Essex MC Devlin's second album A Moving Picture features tracks with Wretch 32, Katy B and Etta Bond. It also contains the Top Ten single single "Watchtower", the Jimi Hendrix cover featuring Ed Sheeran.
Grime’s enjoyed a golden age of chart success lately, but long-time fans of the genre have been left counting the cost.
Back in 2009, Dizzee Rascal and Tinchy Stryder sparked an industry goldrush when they discovered that sledgehammer-subtle electro house and big RnB vocals was the way to make a fast buck. The likes of Chipmunk and Professor Green soon followed suit.
Dagenham boy James Devlin signed with Island as part of this wave of would-be crossover acts, having cut his teeth on the underground with the OT and Movement crews.
His label debut, Bud, Sweat & Beers, was more interesting than most, showcasing an angst-ridden talent whose eclectic style had more in common with The Streets (another urban-suburbanite), and whose socially conscious flows put him on the same page as Plan B.
If the record lacked a compelling enough vision to make it a classic, then it was certainly a promising start. Alas, A Moving Picture proves a more nakedly ambitious – in the humdrum sense of the word – follow-up, which struggles to strike the right balance between street cred and pop appeal.

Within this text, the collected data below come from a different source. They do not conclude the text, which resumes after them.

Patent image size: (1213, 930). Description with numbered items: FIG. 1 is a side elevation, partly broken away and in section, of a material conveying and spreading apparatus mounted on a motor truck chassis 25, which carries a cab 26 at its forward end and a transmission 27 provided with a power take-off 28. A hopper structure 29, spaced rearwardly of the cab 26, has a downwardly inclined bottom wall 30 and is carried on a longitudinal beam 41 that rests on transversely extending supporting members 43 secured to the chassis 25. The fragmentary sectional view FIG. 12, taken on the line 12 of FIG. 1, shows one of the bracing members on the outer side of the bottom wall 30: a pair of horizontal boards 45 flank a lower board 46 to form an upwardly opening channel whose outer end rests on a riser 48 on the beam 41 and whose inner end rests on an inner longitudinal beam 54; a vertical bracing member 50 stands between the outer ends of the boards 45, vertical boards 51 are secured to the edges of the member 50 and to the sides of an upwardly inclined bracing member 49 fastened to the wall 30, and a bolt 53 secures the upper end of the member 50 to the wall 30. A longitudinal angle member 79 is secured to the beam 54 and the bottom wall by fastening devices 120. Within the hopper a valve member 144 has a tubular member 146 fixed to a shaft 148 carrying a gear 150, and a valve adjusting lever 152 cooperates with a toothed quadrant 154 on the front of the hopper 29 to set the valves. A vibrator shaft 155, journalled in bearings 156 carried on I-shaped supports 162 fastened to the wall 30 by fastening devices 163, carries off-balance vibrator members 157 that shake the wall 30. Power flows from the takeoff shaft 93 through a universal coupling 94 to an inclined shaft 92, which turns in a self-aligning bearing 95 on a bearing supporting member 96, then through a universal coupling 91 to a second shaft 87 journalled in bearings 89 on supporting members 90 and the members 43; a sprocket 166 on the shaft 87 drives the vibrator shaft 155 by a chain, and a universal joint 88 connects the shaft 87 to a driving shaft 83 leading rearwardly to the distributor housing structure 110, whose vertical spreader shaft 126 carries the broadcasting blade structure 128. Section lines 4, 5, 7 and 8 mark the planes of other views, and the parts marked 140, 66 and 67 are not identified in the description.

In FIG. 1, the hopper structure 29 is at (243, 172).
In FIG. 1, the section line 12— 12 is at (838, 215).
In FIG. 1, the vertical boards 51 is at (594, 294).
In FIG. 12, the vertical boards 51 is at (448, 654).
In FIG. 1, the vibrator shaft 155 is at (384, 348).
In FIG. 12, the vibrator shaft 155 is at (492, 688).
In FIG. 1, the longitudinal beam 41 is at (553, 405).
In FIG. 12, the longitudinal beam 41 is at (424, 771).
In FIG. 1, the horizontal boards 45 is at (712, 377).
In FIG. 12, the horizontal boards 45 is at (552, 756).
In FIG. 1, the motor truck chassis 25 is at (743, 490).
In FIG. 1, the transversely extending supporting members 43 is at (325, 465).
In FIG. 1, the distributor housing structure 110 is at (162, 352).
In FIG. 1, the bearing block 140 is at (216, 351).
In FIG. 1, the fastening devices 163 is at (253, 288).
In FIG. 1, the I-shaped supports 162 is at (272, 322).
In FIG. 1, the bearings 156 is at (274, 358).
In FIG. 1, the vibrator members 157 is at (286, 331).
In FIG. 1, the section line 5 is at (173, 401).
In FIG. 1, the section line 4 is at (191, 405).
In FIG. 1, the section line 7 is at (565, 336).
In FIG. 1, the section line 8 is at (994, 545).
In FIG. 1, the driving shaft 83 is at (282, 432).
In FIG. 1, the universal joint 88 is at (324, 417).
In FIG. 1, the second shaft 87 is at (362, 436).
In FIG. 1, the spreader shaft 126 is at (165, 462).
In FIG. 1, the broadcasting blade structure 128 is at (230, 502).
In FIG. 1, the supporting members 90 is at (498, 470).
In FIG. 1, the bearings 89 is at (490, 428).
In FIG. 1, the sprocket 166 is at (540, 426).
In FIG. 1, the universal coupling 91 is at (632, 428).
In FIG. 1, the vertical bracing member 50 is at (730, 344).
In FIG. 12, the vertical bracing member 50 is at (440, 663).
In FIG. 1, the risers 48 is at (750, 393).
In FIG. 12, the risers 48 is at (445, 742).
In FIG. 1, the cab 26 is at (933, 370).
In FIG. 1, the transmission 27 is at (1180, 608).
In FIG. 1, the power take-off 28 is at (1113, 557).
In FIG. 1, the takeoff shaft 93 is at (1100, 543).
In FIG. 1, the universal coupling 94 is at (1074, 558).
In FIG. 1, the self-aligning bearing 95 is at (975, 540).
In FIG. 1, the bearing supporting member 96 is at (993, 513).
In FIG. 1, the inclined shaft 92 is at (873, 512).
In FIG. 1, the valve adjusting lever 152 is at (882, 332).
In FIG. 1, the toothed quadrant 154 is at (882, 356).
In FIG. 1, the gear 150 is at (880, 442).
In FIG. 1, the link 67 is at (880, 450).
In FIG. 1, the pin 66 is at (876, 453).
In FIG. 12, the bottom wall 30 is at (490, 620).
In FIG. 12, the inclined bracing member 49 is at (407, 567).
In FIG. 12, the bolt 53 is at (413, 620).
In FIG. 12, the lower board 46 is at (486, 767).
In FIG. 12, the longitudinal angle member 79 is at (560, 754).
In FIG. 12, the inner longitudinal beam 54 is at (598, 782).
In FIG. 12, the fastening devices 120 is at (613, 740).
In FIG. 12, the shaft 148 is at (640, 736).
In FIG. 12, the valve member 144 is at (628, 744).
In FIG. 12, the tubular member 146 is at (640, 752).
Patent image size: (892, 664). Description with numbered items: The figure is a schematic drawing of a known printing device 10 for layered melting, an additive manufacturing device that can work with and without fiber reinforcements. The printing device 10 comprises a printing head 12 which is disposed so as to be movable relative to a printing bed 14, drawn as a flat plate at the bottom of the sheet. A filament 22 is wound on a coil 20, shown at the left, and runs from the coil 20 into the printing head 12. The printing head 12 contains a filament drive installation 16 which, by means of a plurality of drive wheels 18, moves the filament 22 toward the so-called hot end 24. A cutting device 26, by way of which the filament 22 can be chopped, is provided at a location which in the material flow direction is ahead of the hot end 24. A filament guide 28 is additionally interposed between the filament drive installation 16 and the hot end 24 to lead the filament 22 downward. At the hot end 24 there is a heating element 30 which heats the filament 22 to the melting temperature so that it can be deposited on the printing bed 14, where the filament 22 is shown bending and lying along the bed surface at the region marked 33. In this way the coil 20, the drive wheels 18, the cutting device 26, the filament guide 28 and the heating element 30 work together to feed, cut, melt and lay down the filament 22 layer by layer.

Sun Goes Down sets the tone from the off; the buzzing rock guitars, will-to-overcome lyrics and ‘emotional’ chorus refrain recalling Tinchy and Pixie Lott’s Bright Lights. Katy B lends the endeavour some of her trademark class, but it’s a box-ticker at best.
Ed Sheeran collaboration (All Along the) Watchtower is pretty dreadful; a flimsy cross-branding exercise based on the Bob Dylan song of the same name, as covered by Jimi Hendrix. And single Rewind, with a chorus from Diane Birch, sounds like Eminem’s sappier material. It’ll probably be massive.
Devlin sparks on darker material like the So Solid-ish Really Cold and Off With Their Heads, a Wretch 32 collaboration that sounds like a string-laden Ni**as In Paris and makes for a thrillingly tense four minutes. Ghost Ship is excellent, too.
Elsewhere, though, introspection grates, and occasional detours into sentimentality don’t help – Mother’s Son sounds like Tupac at his mawkish worst. A Moving Picture might well make a star of Devlin, but it doesn’t always best serve his talents.